Imagine this clinical scenario...
You are a small animal veterinarian working at a referral hospital. You decide to review your processes for identifying which dogs with suspected or confirmed sepsis are at high risk of mortality. You are aware of the quick Sequential Organ Failure Assessment (qSOFA) to facilitate earlier interventions and improve patient outcomes, but do not know how effective it is as a predictor of mortality. You decide to consult the evidence to find out more.
The evidence
Four relevant papers were identified, all of which were retrospective cohort studies. Each paper examined the use of qSOFA to identify patients at higher risk of mortality, and used survival or non-survival as the outcome studied.
Donati et al. (2022) retrospectively reviewed the cases of 52 female canine patients referred to a veterinary hospital for treatment of pyometra between 2013 and 2019. Each patient was assigned a qSOFA score between 0 and 3.
Orlotani & Bellis (2021) retrospectively reviewed the cases of 267 dogs, admitted to an intensive care unit (ICU) between 2017 and 2018. 14 of the dogs were septic and 253 were non-septic. All patients were assigned a qSOFA score between 0 and 3.
Osgood et al. (2022) retrospectively reviewed the cases of 90 dogs admitted to a veterinary hospital between 2010 and 2019 with clinical signs of sepsis. The researchers searched digital medical records using the search terms ‘septic’ and ‘sepsis’. 45 dogs had Systematic Inflammatory Response Syndrome (SIRS), 38 dogs had severe sepsis, and 7 had septic shock. Patients were assigned a qSOFA score between 0 and 3.

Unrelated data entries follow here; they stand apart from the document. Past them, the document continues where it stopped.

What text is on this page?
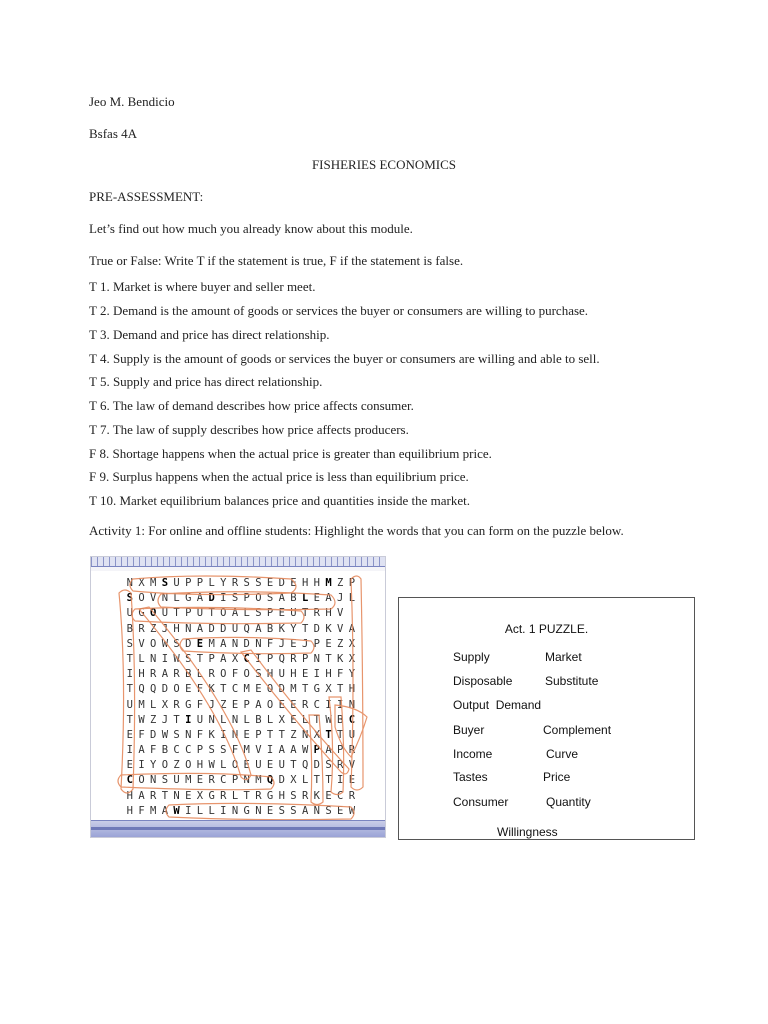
Jeo M. Bendicio
Bsfas 4A
FISHERIES ECONOMICS
PRE-ASSESSMENT:
Let’s find out how much you already know about this module.
True or False: Write T if the statement is true, F if the statement is false.
T 1. Market is where buyer and seller meet.
T 2. Demand is the amount of goods or services the buyer or consumers are willing to purchase.
T 3. Demand and price has direct relationship.
T 4. Supply is the amount of goods or services the buyer or consumers are willing and able to sell.
T 5. Supply and price has direct relationship.
T 6. The law of demand describes how price affects consumer.
T 7. The law of supply describes how price affects producers.
F 8. Shortage happens when the actual price is greater than equilibrium price.
F 9. Surplus happens when the actual price is less than equilibrium price.
T 10. Market equilibrium balances price and quantities inside the market.
Activity 1: For online and offline students: Highlight the words that you can form on the puzzle below.
N X M S U P P L Y R S S E D E H H M Z P
S O V N L G A D I S P O S A B L E A J L
U G O U T P U T O A L S P E U T R H V
B R Z J H N A D D U Q A B K Y T D K V A
S V O W S D E M A N D N F J E J P E Z X
T L N I W S T P A X C I P Q R P N T K X
I H R A R B L R O F O S H U H E I H F Y
T Q Q D O E F K T C M E O D M T G X T H
U M L X R G F J Z E P A O E E R C I I N
T W Z J T I U N L N L B L X E L T W B C
E F D W S N F K I N E P T T Z N X T T U
I A F B C C P S S F M V I A A W P A P R
E I Y O Z O H W L O E U E U T Q D S R V
C O N S U M E R C P N M Q D X L T T I E
H A R T N E X G R L T R G H S R K E C R
H F M A W I L L I N G N E S S A N S E W
Act. 1 PUZZLE.
Supply	Market
Disposable	Substitute
Output  Demand
Buyer	Complement
Income	Curve
Tastes	Price
Consumer	Quantity
Willingness
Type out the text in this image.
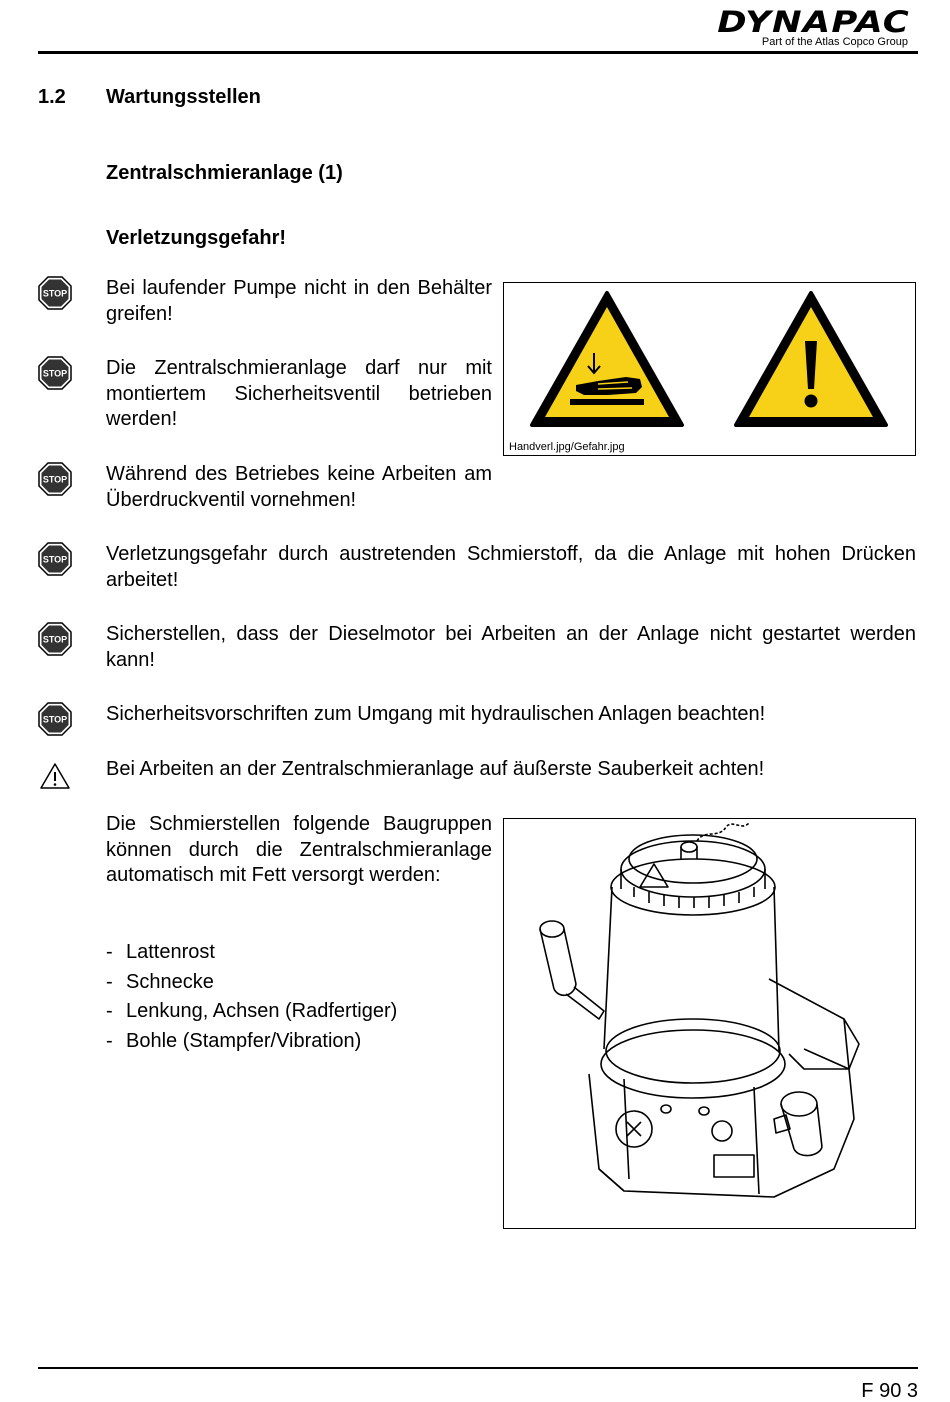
DYNAPAC
Part of the Atlas Copco Group
1.2 Wartungsstellen
Zentralschmieranlage (1)
Verletzungsgefahr!
STOP Bei laufender Pumpe nicht in den Behälter greifen!
STOP Die Zentralschmieranlage darf nur mit montiertem Sicherheitsventil betrieben werden!
STOP Während des Betriebes keine Arbeiten am Überdruckventil vornehmen!
Handverl.jpg/Gefahr.jpg
STOP Verletzungsgefahr durch austretenden Schmierstoff, da die Anlage mit hohen Drücken arbeitet!
STOP Sicherstellen, dass der Dieselmotor bei Arbeiten an der Anlage nicht gestartet werden kann!
STOP Sicherheitsvorschriften zum Umgang mit hydraulischen Anlagen beachten!
Bei Arbeiten an der Zentralschmieranlage auf äußerste Sauberkeit achten!
Die Schmierstellen folgende Baugruppen können durch die Zentralschmieranlage automatisch mit Fett versorgt werden:
- Lattenrost
- Schnecke
- Lenkung, Achsen (Radfertiger)
- Bohle (Stampfer/Vibration)
F 90 3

Stastny et al. (2021) retrospectively reviewed the cases of 204 canine patients with a clinical diagnosis of sepsis at a university hospital between 2011 and 2018. 143 had septic peritonitis, 26 had septic soft tissue infections, 20 had pyometra, and 15 had pyothorax. Patients were assigned a qSOFA score between 0 and 3.
Limitations of the evidence
The overall strength of evidence was weak. All four papers were retrospective studies which is not a robust form of study design. Three papers (Donati et al., 2022, Orlotani & Bellis, 2021, Stastny et al., 2021) did not use a control group at all, while Osgood et al. (2022) used a control group of dogs diagnosed with non-infectious SIRS, rather than healthy dogs, which would have provided a more useful control variable. Three papers (Donati et al., 2022, Orlotani & Bellis, 2021, Stastny et al., 2021) also failed to compare the use of qSOFA to other illness severity scores, which makes it more difficult to evaluate the efficacy of qSOFA.

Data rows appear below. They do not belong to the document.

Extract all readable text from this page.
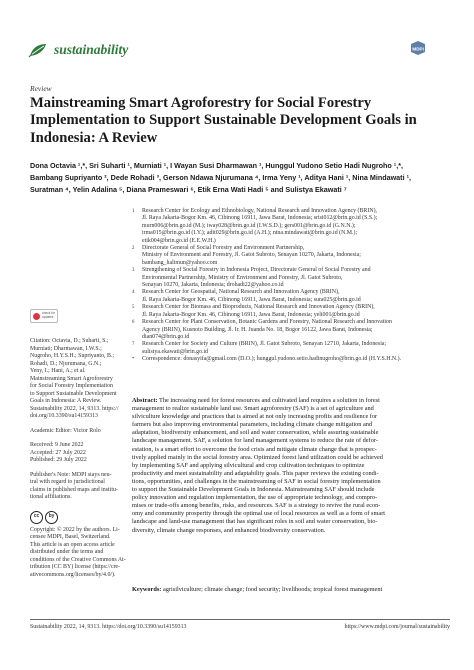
sustainability	MDPI
Review
Mainstreaming Smart Agroforestry for Social Forestry
Implementation to Support Sustainable Development Goals in
Indonesia: A Review
Dona Octavia ¹,*, Sri Suharti ¹, Murniati ¹, I Wayan Susi Dharmawan ¹, Hunggul Yudono Setio Hadi Nugroho ¹,*,
Bambang Supriyanto ², Dede Rohadi ³, Gerson Ndawa Njurumana ⁴, Irma Yeny ¹, Aditya Hani ¹, Nina Mindawati ¹,
Suratman ⁴, Yelin Adalina ⁵, Diana Prameswari ⁶, Etik Erna Wati Hadi ⁵ and Sulistya Ekawati ⁷
1 Research Center for Ecology and Ethnobiology, National Research and Innovation Agency (BRIN),
Jl. Raya Jakarta-Bogor Km. 46, Cibinong 16911, Jawa Barat, Indonesia; srisi012@brin.go.id (S.S.);
murn006@brin.go.id (M.); iway028@brin.go.id (I.W.S.D.); gers001@brin.go.id (G.N.N.);
irma015@brin.go.id (I.Y.); adit029@brin.go.id (A.H.); nina.mindawati@brin.go.id (N.M.);
etik004@brin.go.id (E.E.W.H.)
2 Directorate General of Social Forestry and Environment Partnership,
Ministry of Environment and Forestry, Jl. Gatot Subroto, Senayan 10270, Jakarta, Indonesia;
bambang_halimun@yahoo.com
3 Strengthening of Social Forestry in Indonesia Project, Directorate General of Social Forestry and
Environmental Partnership, Ministry of Environment and Forestry, Jl. Gatot Subroto,
Senayan 10270, Jakarta, Indonesia; drohadi22@yahoo.co.id
4 Research Center for Geospatial, National Research and Innovation Agency (BRIN),
Jl. Raya Jakarta-Bogor Km. 46, Cibinong 16911, Jawa Barat, Indonesia; sura025@brin.go.id
5 Research Center for Biomass and Bioproducts, National Research and Innovation Agency (BRIN),
Jl. Raya Jakarta-Bogor Km. 46, Cibinong 16911, Jawa Barat, Indonesia; yeli001@brin.go.id
6 Research Center for Plant Conservation, Botanic Gardens and Forestry, National Research and Innovation
Agency (BRIN), Kusnoto Building, Jl. Ir. H. Juanda No. 18, Bogor 16122, Jawa Barat, Indonesia;
dian074@brin.go.id
7 Research Center for Society and Culture (BRIN), Jl. Gatot Subroto, Senayan 12710, Jakarta, Indonesia;
sulistya.ekawati@brin.go.id
* Correspondence: donasyifa@gmail.com (D.O.); hunggul.yudono.setio.hadinugroho@brin.go.id (H.Y.S.H.N.).
check for
updates
Citation: Octavia, D.; Suharti, S.;
Murniati; Dharmawan, I.W.S.;
Nugroho, H.Y.S.H.; Supriyanto, B.;
Rohadi, D.; Njurumana, G.N.;
Yeny, I.; Hani, A.; et al.
Mainstreaming Smart Agroforestry
for Social Forestry Implementation
to Support Sustainable Development
Goals in Indonesia: A Review.
Sustainability 2022, 14, 9313. https://
doi.org/10.3390/su14159313
Academic Editor: Victor Rolo
Received: 9 June 2022
Accepted: 27 July 2022
Published: 29 July 2022
Publisher's Note: MDPI stays neu-
tral with regard to jurisdictional
claims in published maps and institu-
tional affiliations.
cc	by
Copyright: © 2022 by the authors. Li-
censee MDPI, Basel, Switzerland.
This article is an open access article
distributed under the terms and
conditions of the Creative Commons At-
tribution (CC BY) license (https://cre-
ativecommons.org/licenses/by/4.0/).
Abstract: The increasing need for forest resources and cultivated land requires a solution in forest
management to realize sustainable land use. Smart agroforestry (SAF) is a set of agriculture and
silviculture knowledge and practices that is aimed at not only increasing profits and resilience for
farmers but also improving environmental parameters, including climate change mitigation and
adaptation, biodiversity enhancement, and soil and water conservation, while assuring sustainable
landscape management. SAF, a solution for land management systems to reduce the rate of defor-
estation, is a smart effort to overcome the food crisis and mitigate climate change that is prospec-
tively applied mainly in the social forestry area. Optimized forest land utilization could be achieved
by implementing SAF and applying silvicultural and crop cultivation techniques to optimize
productivity and meet sustainability and adaptability goals. This paper reviews the existing condi-
tions, opportunities, and challenges in the mainstreaming of SAF in social forestry implementation
to support the Sustainable Development Goals in Indonesia. Mainstreaming SAF should include
policy innovation and regulation implementation, the use of appropriate technology, and compro-
mises or trade-offs among benefits, risks, and resources. SAF is a strategy to revive the rural econ-
omy and community prosperity through the optimal use of local resources as well as a form of smart
landscape and land-use management that has significant roles in soil and water conservation, bio-
diversity, climate change responses, and enhanced biodiversity conservation.
Keywords: agrisilviculture; climate change; food security; livelihoods; tropical forest management
Sustainability 2022, 14, 9313. https://doi.org/10.3390/su14159313	https://www.mdpi.com/journal/sustainability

The overall strength of evidence was weak. All four papers were retrospective studies which is not a robust form of study design.
Three papers (Orlotani & Bellis, 2021, Osgood et al., 2022, Stastny et al., 2021) failed to include details of treatment the patients had received prior to being referred to hospital, which may have had an impact on scoring and clinical outcomes.
Donati et al. (2022) only studied dogs with pyometra, which makes its results less applicable to other forms of sepsis. SIRS criteria timing was also not recorded from presentation, but from the onset of infection.
Ortolani & Bellis (2021) studied a large overall cohort of dogs, but only 14/267 of those were septic, which limits the applicability of the study to this topic. The survival rate of this group was also high (71.4%). Additionally, in cases where septic patients were euthanised, it was not disclosed whether this was for financial or clinical reasons.
Osgood et al. (2022) excluded some patients from their cohort due to incomplete medical records, which may have led to selection bias. There was a further risk of selection bias owing to the use of both SIRS criteria and qSOFA. The fact that researchers used ‘septic’ and ‘sepsis’ as search terms to identify relevant cases could have meant some infectious SIRS patients were missed.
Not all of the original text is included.